Fraser Canyon Hospital (FCH) is a publicly funded community hospital in the town of Hope, British Columbia, Canada. The hospital is both owned and operated by the Fraser Health Authority (FHA).

==Overview==

FCH is a 10-bed hospital and provides services including: 24/7 emergency care stabilization and triage and hospice beds and services. Emergency care stabilization and triage 24/7 is a critical need for Fraser Canyon Hospital due to its geographic isolation and the number of travellers using the major highways that converge in the area. One such traveller was Grand Chief Stewart Phillip who was triaged at FCH in 2014 after his car flipped over. On April 17, 1999, an 8-year-old girl playing near Kawkawa Lake Camp was treated at FCH after being attacked by young female cougar.

==History==

The establishment of a hospital was a political issue in the 1950s, escalated by the 1956 Slesse Mountain airplane crash that killed all 62 people on board. Efforts and assets by the local Medical Clinic Association to set up a privately operated facility were transferred to the Hope Hospital Association to build and operate a government-backed hospital. Area MLA Irvine Finlay Corbett of the British Columbia Social Credit Party was an advocate but died in his own air crash prior to the opening of the hospital.
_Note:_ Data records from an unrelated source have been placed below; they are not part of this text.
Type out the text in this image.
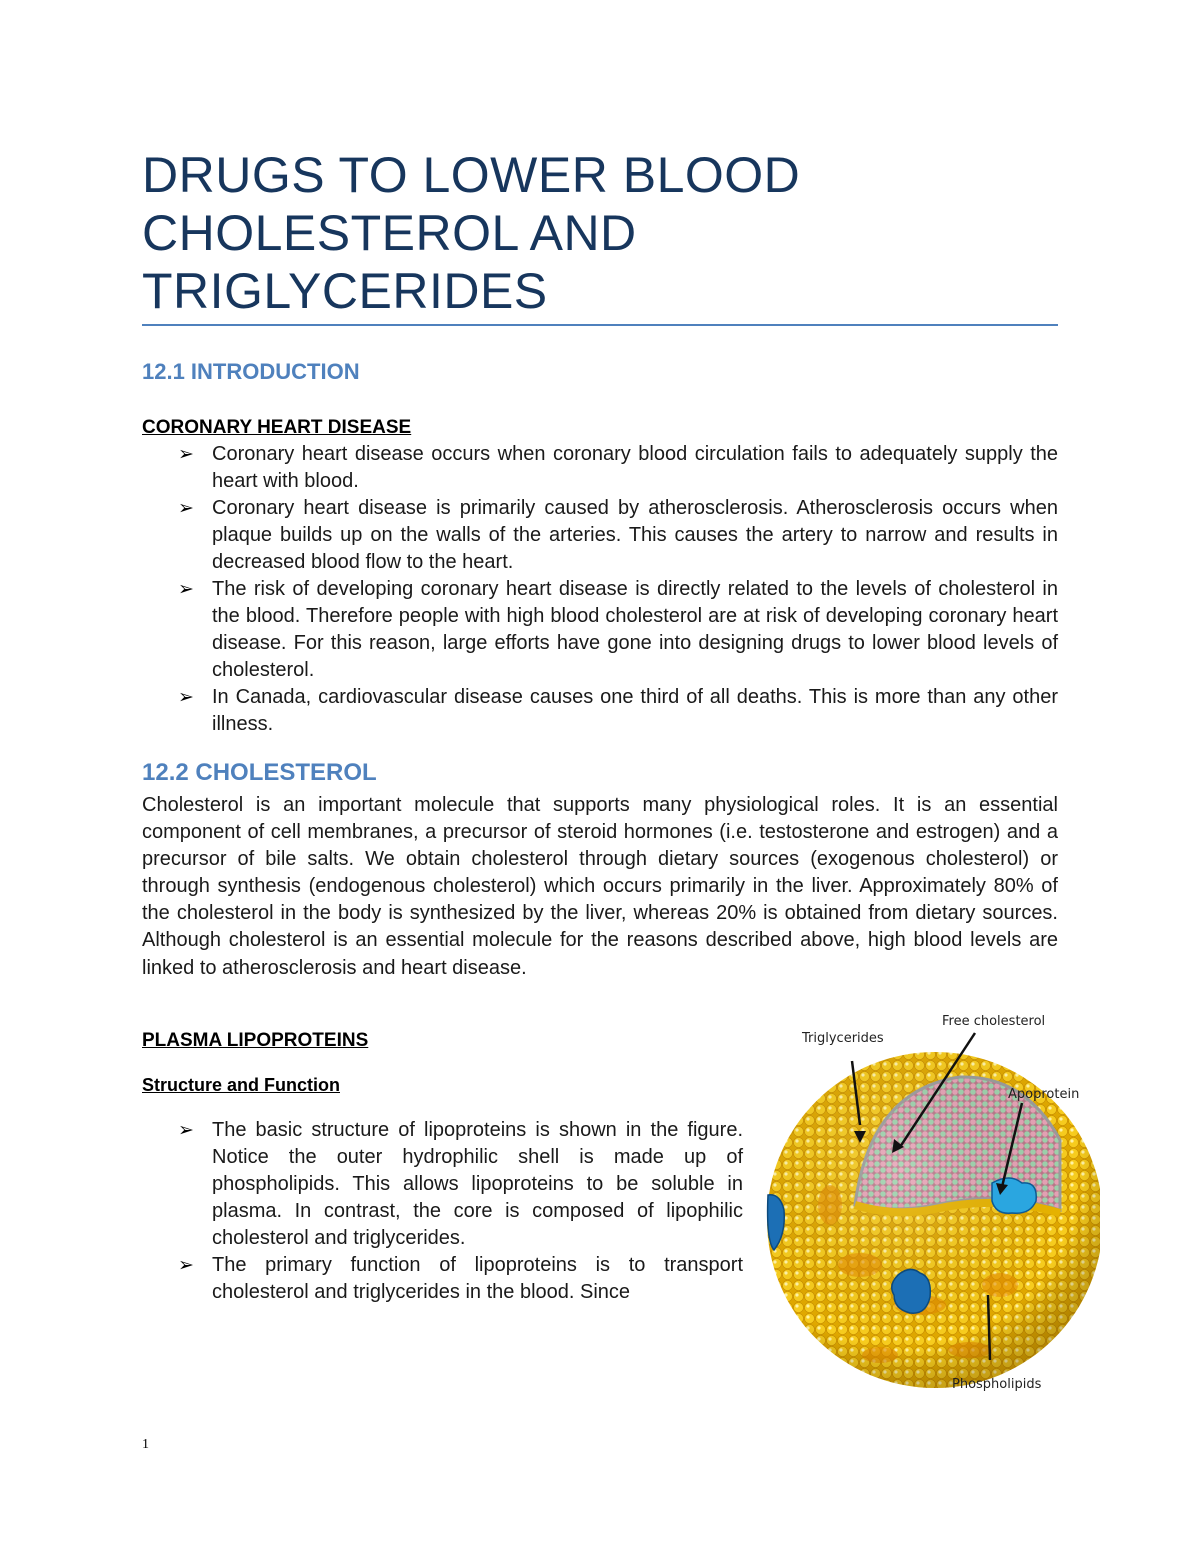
DRUGS TO LOWER BLOOD
CHOLESTEROL AND
TRIGLYCERIDES
12.1 INTRODUCTION
CORONARY HEART DISEASE
➢ Coronary heart disease occurs when coronary blood circulation fails to adequately supply the heart with blood.
➢ Coronary heart disease is primarily caused by atherosclerosis. Atherosclerosis occurs when plaque builds up on the walls of the arteries. This causes the artery to narrow and results in decreased blood flow to the heart.
➢ The risk of developing coronary heart disease is directly related to the levels of cholesterol in the blood. Therefore people with high blood cholesterol are at risk of developing coronary heart disease. For this reason, large efforts have gone into designing drugs to lower blood levels of cholesterol.
➢ In Canada, cardiovascular disease causes one third of all deaths. This is more than any other illness.
12.2 CHOLESTEROL

Cholesterol is an important molecule that supports many physiological roles. It is an essential component of cell membranes, a precursor of steroid hormones (i.e. testosterone and estrogen) and a precursor of bile salts. We obtain cholesterol through dietary sources (exogenous cholesterol) or through synthesis (endogenous cholesterol) which occurs primarily in the liver. Approximately 80% of the cholesterol in the body is synthesized by the liver, whereas 20% is obtained from dietary sources. Although cholesterol is an essential molecule for the reasons described above, high blood levels are linked to atherosclerosis and heart disease.

PLASMA LIPOPROTEINS
Structure and Function
➢ The basic structure of lipoproteins is shown in the figure. Notice the outer hydrophilic shell is made up of phospholipids. This allows lipoproteins to be soluble in plasma. In contrast, the core is composed of lipophilic cholesterol and triglycerides.
➢ The primary function of lipoproteins is to transport cholesterol and triglycerides in the blood. Since
Triglycerides
Free cholesterol
Apoprotein
Phospholipids
1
Health Minister Eric Martin officially opened FCH on January 10, 1959. The 20-bed hospital was complete with delivery and operating rooms. In 2001, its governance transferred from the Fraser Valley Health Region to the newly created and larger Fraser Health Authority as part of a province-wide restructuring of health authorities.

==Philanthropy==

The hospital is supported by the Fraser Valley Healthcare Foundation and by the Auxiliary to the Fraser Canyon Hospital and Fraser Hope Lodge which operates gift shops in both facilities.